The city’s first Sikh cop has sworn his oaths for the Windsor Police Service.
An Indian immigrant, 32-year-old Surjeet Singh Gill was one of 10 new constables who joined the force in a ceremony at the Ontario Court of Justice building Thursday.
“I feel on top of the world right now that I’m representing my community,” Gill said.
“I will do anything I can to help more people from my community, since Windsor is the fourth most diverse city in the country.
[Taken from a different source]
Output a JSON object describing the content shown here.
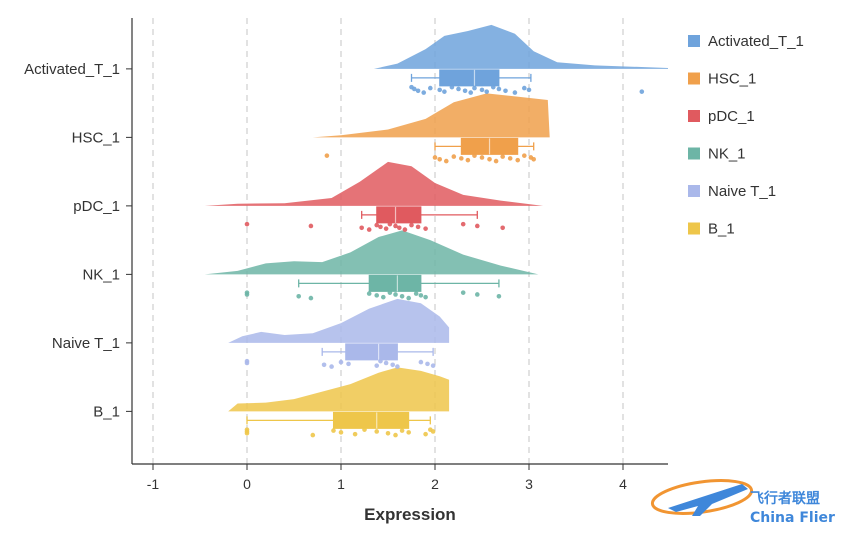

And I think Windsor police needs more people from minority groups, so they can represent their own communities.”
Gill said he arrived in Windsor just three years ago to join his wife, who is a Canadian citizen.
“I was a police officer in India, and I was born and raised in a family of police officers,” he said. “Ever since I came here, I had it in my mind that I would go for it one day. . . . By the grace of God, I got into the Windsor Police Service, and I’m proud to be a part of this organization.”
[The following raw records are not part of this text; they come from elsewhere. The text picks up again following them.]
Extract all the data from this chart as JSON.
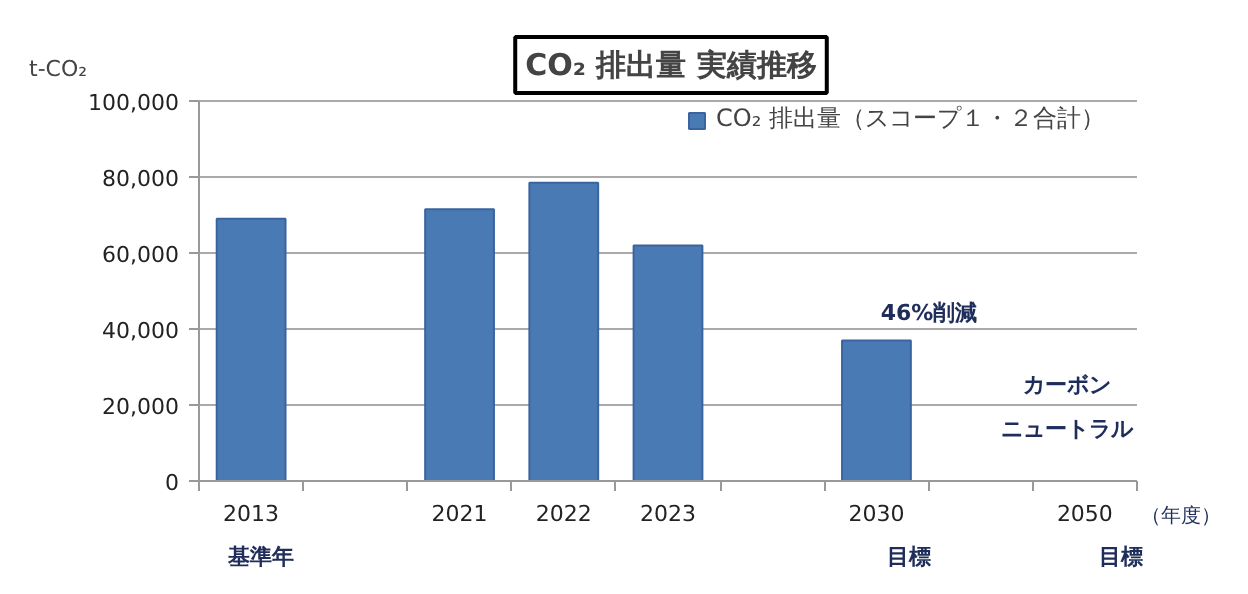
{
  "chart_data": {
    "type": "bar",
    "title": "CO₂ 排出量 実績推移",
    "ylabel": "t-CO₂",
    "xlabel": "（年度）",
    "categories": [
      "2013",
      null,
      "2021",
      "2022",
      "2023",
      null,
      "2030",
      null,
      "2050"
    ],
    "series": [
      {
        "name": "CO₂ 排出量（スコープ１・２合計）",
        "color": "#4a7ab4",
        "values": [
          69000,
          null,
          71500,
          78500,
          62000,
          null,
          37000,
          null,
          null
        ]
      }
    ],
    "ylim": [
      0,
      100000
    ],
    "yticks": [
      0,
      {
        "value": 20000,
        "label": "20,000"
      },
      {
        "value": 40000,
        "label": "40,000"
      },
      {
        "value": 60000,
        "label": "60,000"
      },
      {
        "value": 80000,
        "label": "80,000"
      },
      {
        "value": 100000,
        "label": "100,000"
      }
    ],
    "grid": "y",
    "legend": "top right",
    "annotations": [
      "46%削減",
      "カーボン",
      "ニュートラル",
      "基準年",
      "目標",
      "目標"
    ]
  }
}
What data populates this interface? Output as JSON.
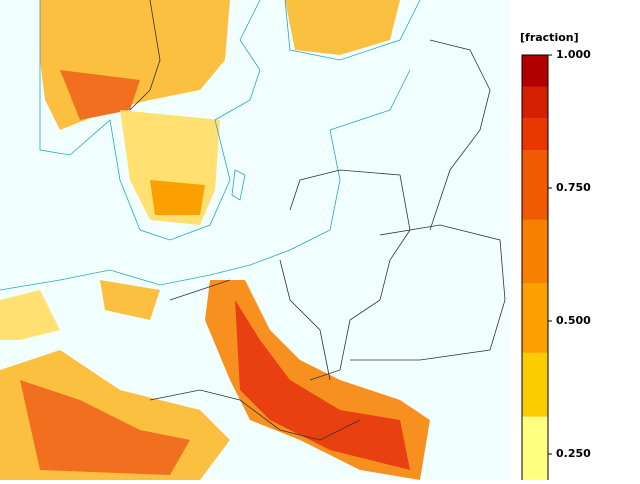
{
  "colorbar": {
    "label": "[fraction]",
    "lim": [
      0.2,
      1.0
    ],
    "levels": [
      1.0,
      0.94,
      0.88,
      0.82,
      0.69,
      0.57,
      0.44,
      0.32,
      0.2
    ],
    "colors": [
      "#b00000",
      "#d42000",
      "#e83800",
      "#f05a00",
      "#f88000",
      "#fca000",
      "#fccc00",
      "#ffff80"
    ],
    "ticks": [
      {
        "value": 1.0,
        "label": "1.000"
      },
      {
        "value": 0.75,
        "label": "0.750"
      },
      {
        "value": 0.5,
        "label": "0.500"
      },
      {
        "value": 0.25,
        "label": "0.250"
      }
    ]
  }
}
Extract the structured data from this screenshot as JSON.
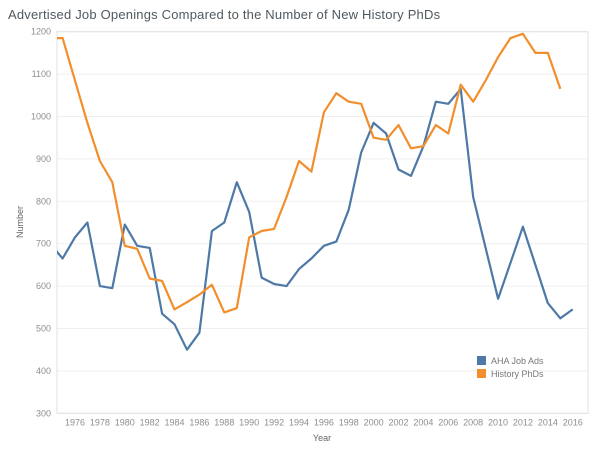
{
  "title": "Advertised Job Openings Compared to the Number of New History PhDs",
  "colors": {
    "job_ads": "#4e79a7",
    "phds": "#f28e2b",
    "grid": "#efefef",
    "border": "#e2e2e2",
    "tick_text": "#8e8e8e",
    "axis_title_text": "#666666"
  },
  "legend": {
    "items": [
      {
        "label": "AHA Job Ads",
        "color": "#4e79a7"
      },
      {
        "label": "History PhDs",
        "color": "#f28e2b"
      }
    ]
  },
  "chart_data": {
    "type": "line",
    "title": "Advertised Job Openings Compared to the Number of New History PhDs",
    "xlabel": "Year",
    "ylabel": "Number",
    "x": [
      1974,
      1975,
      1976,
      1977,
      1978,
      1979,
      1980,
      1981,
      1982,
      1983,
      1984,
      1985,
      1986,
      1987,
      1988,
      1989,
      1990,
      1991,
      1992,
      1993,
      1994,
      1995,
      1996,
      1997,
      1998,
      1999,
      2000,
      2001,
      2002,
      2003,
      2004,
      2005,
      2006,
      2007,
      2008,
      2009,
      2010,
      2011,
      2012,
      2013,
      2014,
      2015,
      2016
    ],
    "series": [
      {
        "name": "AHA Job Ads",
        "color": "#4e79a7",
        "values": [
          700,
          665,
          715,
          750,
          600,
          595,
          745,
          695,
          690,
          535,
          510,
          450,
          490,
          730,
          750,
          845,
          775,
          620,
          605,
          600,
          640,
          665,
          695,
          705,
          780,
          915,
          985,
          960,
          875,
          860,
          930,
          1035,
          1030,
          1065,
          810,
          690,
          570,
          655,
          740,
          650,
          560,
          524,
          545
        ]
      },
      {
        "name": "History PhDs",
        "color": "#f28e2b",
        "values": [
          1185,
          1185,
          1085,
          985,
          895,
          845,
          695,
          688,
          618,
          612,
          545,
          562,
          580,
          603,
          538,
          548,
          715,
          730,
          735,
          810,
          895,
          870,
          1010,
          1055,
          1035,
          1030,
          950,
          945,
          980,
          925,
          930,
          980,
          960,
          1075,
          1035,
          1085,
          1140,
          1185,
          1195,
          1150,
          1150,
          1065,
          null
        ]
      }
    ],
    "ylim": [
      300,
      1200
    ],
    "yticks": [
      300,
      400,
      500,
      600,
      700,
      800,
      900,
      1000,
      1100,
      1200
    ],
    "xticks": [
      1976,
      1978,
      1980,
      1982,
      1984,
      1986,
      1988,
      1990,
      1992,
      1994,
      1996,
      1998,
      2000,
      2002,
      2004,
      2006,
      2008,
      2010,
      2012,
      2014,
      2016
    ],
    "grid": "horizontal",
    "legend_position": "inside-bottom-right"
  }
}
The other officers who received their badges were: Heather McPhee, Bradley Snyder, Leah McFadden, Albert Frederick, Robert Brisco, Mark Kloppenburg, Warren Braganza, Fady Feghali and Issaam Mohamad Salame.
Salame, a 24-year-old native of Saudi Arabia, said it’s important for him to reach out to Windsor’s Muslim community, but also every community in the city, “whether Muslim, Catholic, Christian, Jewish.”
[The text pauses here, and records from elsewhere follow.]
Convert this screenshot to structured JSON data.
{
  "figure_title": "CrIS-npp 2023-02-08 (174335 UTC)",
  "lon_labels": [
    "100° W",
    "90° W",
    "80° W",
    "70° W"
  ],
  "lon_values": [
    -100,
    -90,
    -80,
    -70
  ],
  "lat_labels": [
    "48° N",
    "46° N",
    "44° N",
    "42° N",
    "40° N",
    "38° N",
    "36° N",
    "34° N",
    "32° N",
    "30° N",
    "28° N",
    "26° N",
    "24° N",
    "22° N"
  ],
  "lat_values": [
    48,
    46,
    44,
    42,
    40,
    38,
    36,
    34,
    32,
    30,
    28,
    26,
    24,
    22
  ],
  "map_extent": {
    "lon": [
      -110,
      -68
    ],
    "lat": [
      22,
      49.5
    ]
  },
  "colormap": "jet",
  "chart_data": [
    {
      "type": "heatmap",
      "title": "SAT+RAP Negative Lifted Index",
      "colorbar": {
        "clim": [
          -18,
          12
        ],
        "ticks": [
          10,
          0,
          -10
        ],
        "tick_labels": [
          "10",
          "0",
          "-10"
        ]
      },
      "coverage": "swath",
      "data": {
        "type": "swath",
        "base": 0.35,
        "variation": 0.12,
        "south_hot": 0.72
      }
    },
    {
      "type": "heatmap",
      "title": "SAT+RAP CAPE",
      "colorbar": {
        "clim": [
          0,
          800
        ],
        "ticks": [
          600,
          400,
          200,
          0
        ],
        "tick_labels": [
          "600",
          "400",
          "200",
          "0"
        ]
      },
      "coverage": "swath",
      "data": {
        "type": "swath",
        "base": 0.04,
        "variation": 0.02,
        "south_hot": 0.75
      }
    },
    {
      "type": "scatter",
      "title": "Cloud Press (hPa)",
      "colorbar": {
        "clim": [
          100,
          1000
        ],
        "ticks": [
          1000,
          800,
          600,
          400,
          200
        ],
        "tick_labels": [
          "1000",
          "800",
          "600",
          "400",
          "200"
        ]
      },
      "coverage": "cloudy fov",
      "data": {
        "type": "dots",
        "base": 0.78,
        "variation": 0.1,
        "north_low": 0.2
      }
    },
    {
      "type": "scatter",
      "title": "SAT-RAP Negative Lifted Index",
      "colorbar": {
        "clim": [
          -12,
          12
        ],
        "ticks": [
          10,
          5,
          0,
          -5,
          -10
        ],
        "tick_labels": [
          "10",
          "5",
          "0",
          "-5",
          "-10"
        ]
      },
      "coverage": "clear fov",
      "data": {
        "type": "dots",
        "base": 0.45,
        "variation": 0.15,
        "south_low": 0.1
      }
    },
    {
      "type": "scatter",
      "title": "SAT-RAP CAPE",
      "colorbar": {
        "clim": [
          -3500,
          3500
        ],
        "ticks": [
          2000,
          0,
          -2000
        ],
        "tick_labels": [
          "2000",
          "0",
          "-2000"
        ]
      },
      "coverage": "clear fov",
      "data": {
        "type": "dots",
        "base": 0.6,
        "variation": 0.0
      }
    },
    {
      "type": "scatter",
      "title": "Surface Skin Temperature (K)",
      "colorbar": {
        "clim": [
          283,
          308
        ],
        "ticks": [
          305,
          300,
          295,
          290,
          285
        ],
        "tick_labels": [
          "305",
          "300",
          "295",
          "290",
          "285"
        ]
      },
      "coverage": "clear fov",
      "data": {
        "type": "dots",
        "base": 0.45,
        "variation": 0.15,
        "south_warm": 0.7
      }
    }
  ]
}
Salame said he’s not aware of many Muslim officers in Windsor, and he hopes his presence will encourage more Muslims to join.
“We can use them. We can use people of all cultures, religions, shapes and sizes,” Salame said. “Sometimes people sit back and say, ‘Oh, I won’t get hired because I’m Arabic, or I won’t get hired because I’m Muslim.’ People assume that Windsor police only hire the white male, and it’s clearly not true. If you look at our group alone, it’s very diverse. If you’re willing to come forward, if you’re willing to work hard, Windsor will take that into consideration.”
Chief Glenn Stannard congratulated the newest additions to the Windsor Police Service. Although he warned of “rough waters ahead” as a part of their job, he emphasized that each officer is embarking on an “awesome journey.”
“It’s an opportunity for you, as an individual, to make a positive difference in your community,” Stannard said.
Stannard told recruits to tune their personal car radios to local news stations, in order to keep in touch with the issues and events of their community. “No more hip hop or rap or whatever it is on your way to work,” he said with a smile.
STANNARD’S LAST CEREMONY
The swearing in ceremony was the last one that Stannard will oversee as chief. He will retire in February after almost 38 years on the force.
Stannard, 58, estimated he’s seen at least two dozen classes of recruits since he became chief in 1999.
Asked for the most important piece of advice he could give to new officers, Stannard replied: “To never lose that sense of compassion and respect for others as you go about your job. Treat others as you want to be treated. . . . It just comes better that way.”